Oui, c’est une coïncidence, mais j’apprécie généralement
les paroles spirituels qu'elles soient religieuses ou non.
Qu’as tu appris à Def
Jam qui t’ai servi pour Fondle'em ? Il y avait-il quelque chose de
commun entre Fondle'em et un label comme Def Jam ?
Oui il y a un point commun en ce qui concerne la vision à long terme.

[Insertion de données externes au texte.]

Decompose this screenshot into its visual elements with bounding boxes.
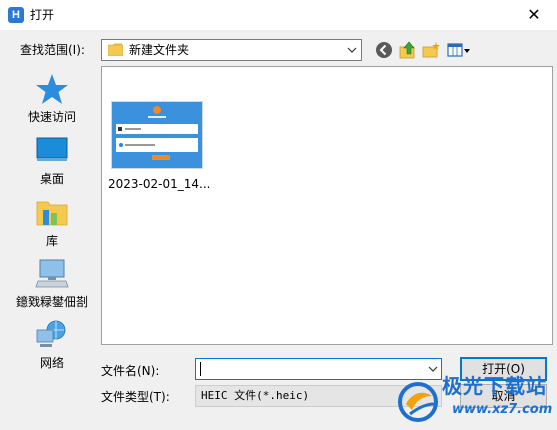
- watermark: 极光下载站 www.xz7.com: [392, 372, 557, 430]
- folder-icon: [108, 43, 123, 56]
- chevron-down-icon: [347, 47, 357, 53]
- filetype-label: 文件类型(T):: [101, 390, 170, 404]
- place-desktop[interactable]: 桌面: [8, 134, 96, 186]
- place-label: 鐿戣粶鐢佃剳: [15, 295, 88, 309]
- place-label: 桌面: [39, 172, 64, 186]
- filename-label: 文件名(N):: [101, 364, 160, 378]
- place-network[interactable]: 网络: [8, 318, 96, 370]
- file-name: 2023-02-01_14...: [108, 177, 211, 191]
- computer-icon: [35, 259, 69, 288]
- text-caret: [200, 362, 201, 376]
- library-icon: [36, 201, 68, 226]
- lookin-dropdown[interactable]: 新建文件夹: [101, 39, 362, 61]
- network-icon: [36, 320, 66, 347]
- close-button[interactable]: ✕: [511, 0, 557, 30]
- desktop-icon: [36, 137, 68, 161]
- watermark-name: 极光下载站: [442, 374, 547, 398]
- file-list[interactable]: 2023-02-01_14...: [101, 66, 553, 345]
- view-menu-icon[interactable]: [446, 40, 472, 60]
- lookin-label: 查找范围(I):: [20, 43, 85, 57]
- watermark-url: www.xz7.com: [452, 402, 553, 417]
- up-folder-icon[interactable]: [398, 40, 418, 60]
- place-computer[interactable]: 鐿戣粶鐢佃剳: [8, 257, 96, 309]
- watermark-logo-icon: [398, 382, 438, 422]
- new-folder-icon[interactable]: [421, 40, 441, 60]
- place-label: 网络: [39, 356, 64, 370]
- window-title: 打开: [30, 8, 55, 22]
- place-quick-access[interactable]: 快速访问: [8, 72, 96, 124]
- places-bar: 快速访问 桌面 库 鐿戣粶鐢佃剳 网络: [8, 66, 96, 406]
- app-icon: H: [8, 7, 24, 23]
- file-thumbnail: [111, 101, 203, 169]
- back-icon[interactable]: [374, 40, 394, 60]
- filetype-value: HEIC 文件(*.heic): [201, 389, 310, 402]
- star-icon: [36, 74, 68, 104]
- lookin-value: 新建文件夹: [129, 43, 190, 57]
- place-label: 快速访问: [27, 110, 76, 124]
- title-bar: H 打开 ✕: [0, 0, 557, 30]
- place-library[interactable]: 库: [8, 196, 96, 248]
- place-label: 库: [45, 234, 58, 248]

C’est ce que j’ai appris de Russel, comment faire de la musique
qui dure. Je crois que les deux labels ont accompli ça, à
deux niveaux différents bien sur.
Pourquoi changer le nom du label
aujourd’hui ? En quoi Fruitmeat sera différent de Fondle'em
? Sera t-il distribué par Def Jux ?
Fruitmeat sera distribué par Fatbeats tout comme l’était
Fondle'em. La différence entre les deux labels sera que Fruitmeat
ne sortira que des morceaux qui reflètent conscience personnelle
( ????). La première sortie est un groupe de jazz Butta. J’ai
toujours l’intention de sortir des disques de hip hop, mais par exemple
un artiste avec des textes comme MF Doom ne sera pas approprié pour
le label, juste pour être joué dans mon émission.
Tu as récemment été
DJ pour une pièce de théâtre, peux-tu nous en parler
?
C’était une pièce intitulée UMKOVU. Elle parle
d’un MC muet qui se fait délibérément assassiner
par son label. On y croise un réceptionniste obsédé
par Pollo Loco, un directeur artistique activiste et une journaliste lesbienne.
L’auteur Eisa Davis m’a contacté pour que je m’occupe
de la musique et j’ai mixé sur scène, c’était
marrant. J’adorerais faire des musiques de film un jour.
Quelle était l’idée
derrière “Wonder Wrote It" (un CD mixé avec Spinna
fait de reprises de Stevie Wonder) ?
L’idée était de faire prendre conscience aux gens du
talent de Stevie Wonder. Wonder Wrote It part 2, le second volet de la série
Fruitmeat Mix, sortira avant cet hiver.
Première question idiote
: Que deviens Kurious ?
Il est toujours vivant, il va bien, toujours à manger espagnol dans
son quartier de l’upper west side à Manhattan.
Deuxième question idiote
: Si tu devais choisir une seule activité entre ton label, ton émission,
le DJing, l’écriture, etc...
J’évite de répondre aux questions idiotes.